Johnson’s legal team also includes Thomas Warwick Jr. of San Diego’s Grimes & Warwick, and Willie Brown Jr., the former mayor of San Francisco.
Bradford, on Monday, explained that the women did not report these incidences because they feared for their careers, given Johnson’s position as a judge. But many of them told their friends or significant others about his conduct.
“While many of these women didn’t officially report Judge Johnson’s conduct for years, they did not stay silent,” she said.
She also described Johnson’s “significant and troubling” alcohol use, often using the court building late in the evenings as “his own playground.”
On Monday, the first witness, Roberta Burnette, a former partner at Dentons now at Burnette Law Firm in Los Angeles, testified that Johnson appeared drunk when she first met him at an event of the Association of Business Trial Lawyers. She was chatting with him, along with other participants, after dinner at the 2015 event at the rooftop of the Jonathan Club.
“As soon as other people walked way, he said to me, ‘you know, you’re very voluptuous,’ ” she told Mark Lizarraga, another examiner with the Commission on Judicial Performance. To change the subject, she said, she mentioned she played the viola for the Los Angeles Lawyers Philharmonic.
“And then he said, ‘You need to put your viola mouth on my big black dick,’ ” she testified. “I was so shocked that he said that. It was so wrong in many ways.”
When she explained that the viola was a string instrument, he suggested she use her “viola hand” in a sexual manner.
But Meyer, in his opening statement, painted a picture of a campaign spurred by a former research attorney who in 2018 got other women “rethinking the past.” Elwood Lui, the administrative presiding justice of the Second District Court of Appeal, bolstered that campaign, particularly after he sent an email in July 2018 summarizing Sauquillo’s conversations with him to 15,000 members of the California judiciary. Johnson has filed a $10 million lawsuit against him and the Second District Court of Appeal for emotional distress. Sauquillo also has sued Johnson and the Second District Court of Appeal, as well as her former employer, the California Highway Patrol, for sexual harassment.

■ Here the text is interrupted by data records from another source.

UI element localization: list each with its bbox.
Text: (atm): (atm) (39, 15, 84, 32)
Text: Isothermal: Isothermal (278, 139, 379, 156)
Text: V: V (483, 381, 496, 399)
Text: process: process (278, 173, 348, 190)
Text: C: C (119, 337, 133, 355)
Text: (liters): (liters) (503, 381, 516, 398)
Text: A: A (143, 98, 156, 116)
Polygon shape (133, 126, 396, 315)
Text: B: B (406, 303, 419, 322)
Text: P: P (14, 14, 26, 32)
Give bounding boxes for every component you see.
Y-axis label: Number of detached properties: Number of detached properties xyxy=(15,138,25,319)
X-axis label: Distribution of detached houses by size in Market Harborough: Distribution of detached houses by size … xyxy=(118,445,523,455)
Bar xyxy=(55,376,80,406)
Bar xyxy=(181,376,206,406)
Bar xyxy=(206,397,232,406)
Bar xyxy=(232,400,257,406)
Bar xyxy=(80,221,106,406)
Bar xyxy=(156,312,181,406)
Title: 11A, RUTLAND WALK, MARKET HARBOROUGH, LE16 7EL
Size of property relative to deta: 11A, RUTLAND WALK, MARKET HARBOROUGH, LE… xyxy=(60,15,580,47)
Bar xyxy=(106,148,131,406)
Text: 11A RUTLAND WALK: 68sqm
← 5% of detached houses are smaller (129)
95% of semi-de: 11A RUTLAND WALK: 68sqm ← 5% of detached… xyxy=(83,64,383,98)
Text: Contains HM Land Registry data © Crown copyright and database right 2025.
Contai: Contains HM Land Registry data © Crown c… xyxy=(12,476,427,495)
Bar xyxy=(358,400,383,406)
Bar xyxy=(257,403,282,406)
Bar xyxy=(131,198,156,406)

Meyer questioned Sauquillo’s credibility, particularly since she used the same phrases in her deposition to describe comments from her former supervisor at the CHP. He also said Sauquillo’s previous attorney was Michael Avenatti, an attorney for Stephanie Clifford, an adult firm star who performed under the name Stormy Daniels, who sued President Donald Trump over payments tied to their alleged affair. Avenatti now faces dozens of criminal charges, such as tax fraud, extortion and stealing from clients, including Daniels.
Chaney, a “close personal friend” of Sauquillo’s, fueled the accusations with “repeated, vicious slander,” he said.
“Justice Chaney has a history of exaggerated, salacious gossip about Judge Johnson.”
As to the allegations of intoxication, he said that Johnson, a diabetic, might appear drunk when he has low blood sugar. He emphasized that none of the allegations, in what could be a “career death penalty case,” focused on his client’s work as a judge or a specific case.
“It’s a campaign to take him down,” he said.